Given an adjacency matrix $A_G$ of an undirected graph $G$, it is easy and straightforward to compute the characteristic polynomial $\chi_G(\lambda)$. What about the other way around? The problem can be formulated as follows.
Problem Given a polynomial $P$, decide whether there is a graph $G$ with the corresponding adjacency matrix $A_G$ such that its characteristic polynomial $\chi_G(\lambda)$ equals the given $P$.
For an arbitrary $P$, it is not always the case that there is a corresponding $A_G$. The naive exhaustive algorithm for the problem uses a basic theorem in algebraic graph theory:
Theorem Let $G=(V,E)$ be a graph with adjacency matrix $A_G$ and $\chi_G(\lambda) = \lambda^n+c_1\lambda^{n-1}+c_2\lambda^{n-2}+\cdots+c_{n-1}\lambda+c_n$, then
(1) $c_1=0$,
(2) $-c_2 = |E|$, and
(3) $-c_3 = \text{twice the # of triangles in G}$.
Now, given $P$, the algorithm goes through every candidate $A_G$ of a corresponding $G$ with $|E|=-c_2$ and number of triangles ($K_3$) equal to $-c_3$. For each $A_G$, compute $\text{det}(A_G - \lambda I)$ and see if it equals the given $P$. If none match, return false. Otherwise, return the $A_G$.
This works, but is clearly not fast. The exhaustive algorithm would work even without the above theorem. Its use makes the search space smaller. What's a fast and more clever algorithm?
Asked By : Juho
Answered By : Jernej
The short answer is no. No quick algorithm for this problem is known.
A big open problem (for at least 50 years) in algebraic graph theory asks about the existence a regular graph of degree 57 order 3250 girth 5 and diameter 2. This is known as a Moore graph.
However, it is known that if such a graph exists its characteristic polynomial has to be $p(x) = (x-57)(x+8)^{1520}(x-7)^{1729}$ [1, Proposition 1].
So if there would be a quick solution to your problem, this big open problem would be solved already.

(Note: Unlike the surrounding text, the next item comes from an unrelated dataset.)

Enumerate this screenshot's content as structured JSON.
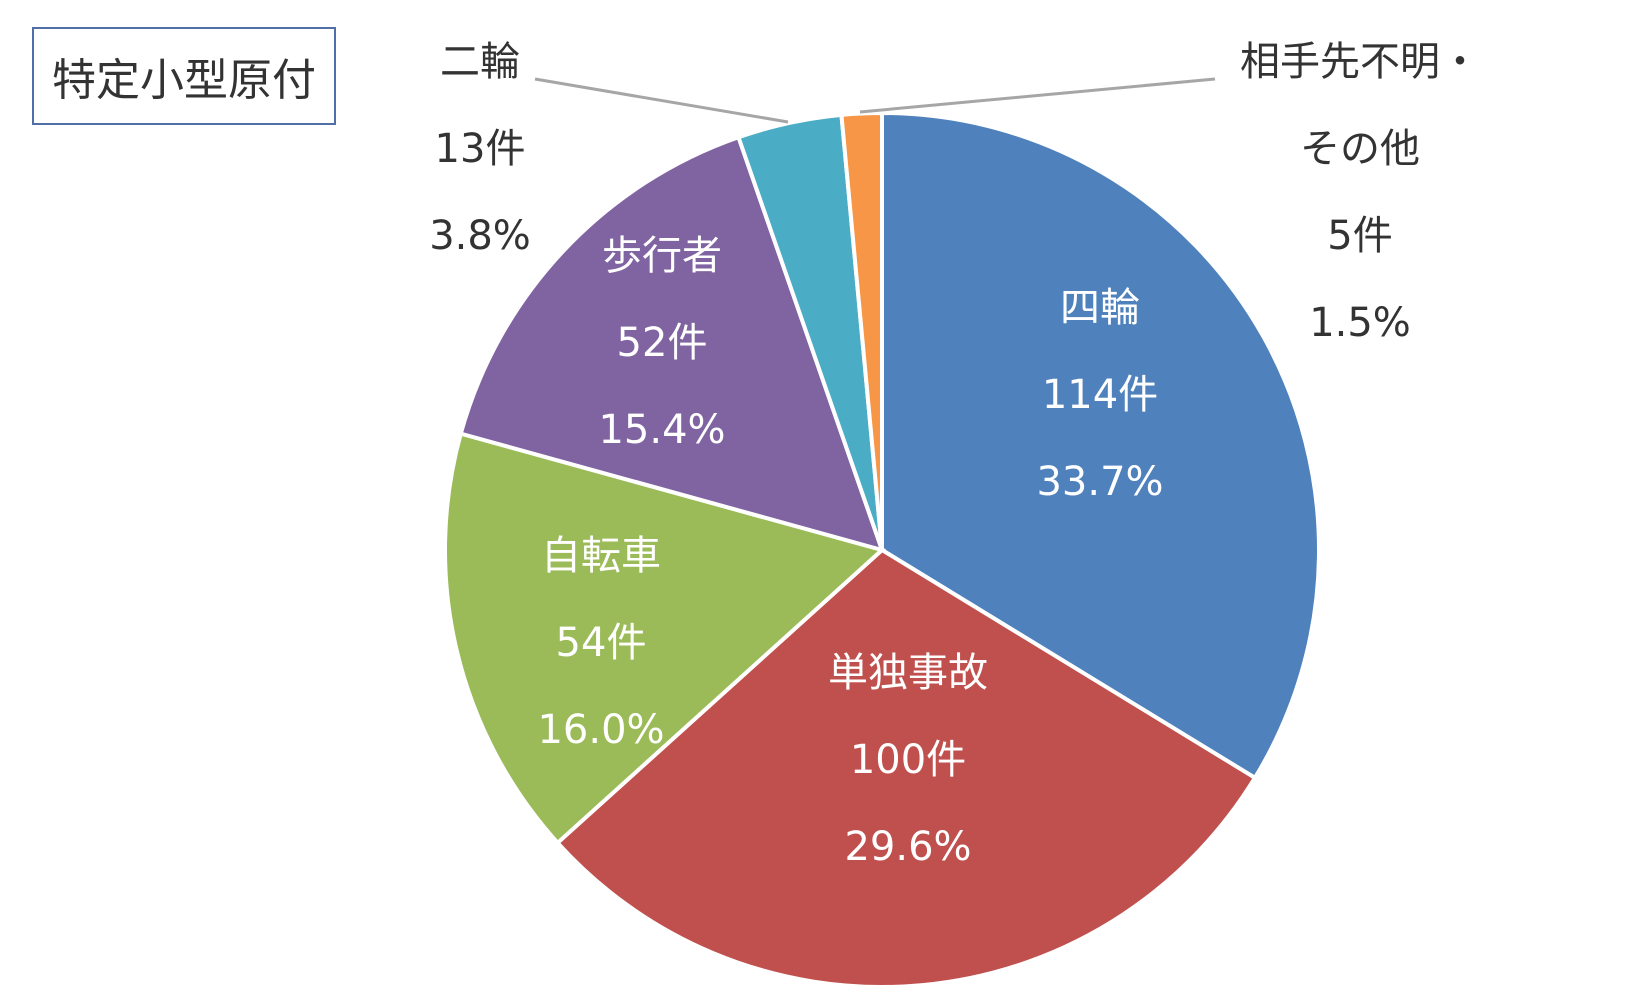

In fact, the theorem that you stated can be further generalized. The $i$'th coefficient of the characteristic polynomial of $G$ is given by $$(-1)^{i}c_i = \sum (-1)^{r(H)} 2^{s(H)}$$ where the summation is taken over all subgraphs $H$ of $G$ that have order $i$ and whose connected components are $K_2$ and cycles. The function $s(H)$ counts the number of components of $H$ that are cycles while $r(H)$ denotes the rank of $H.$
[1] M. Macaj, J. Siran. Search for properties of the missing Moore graph, Linear Algebra Appl., 432 (2010), 2381–2398.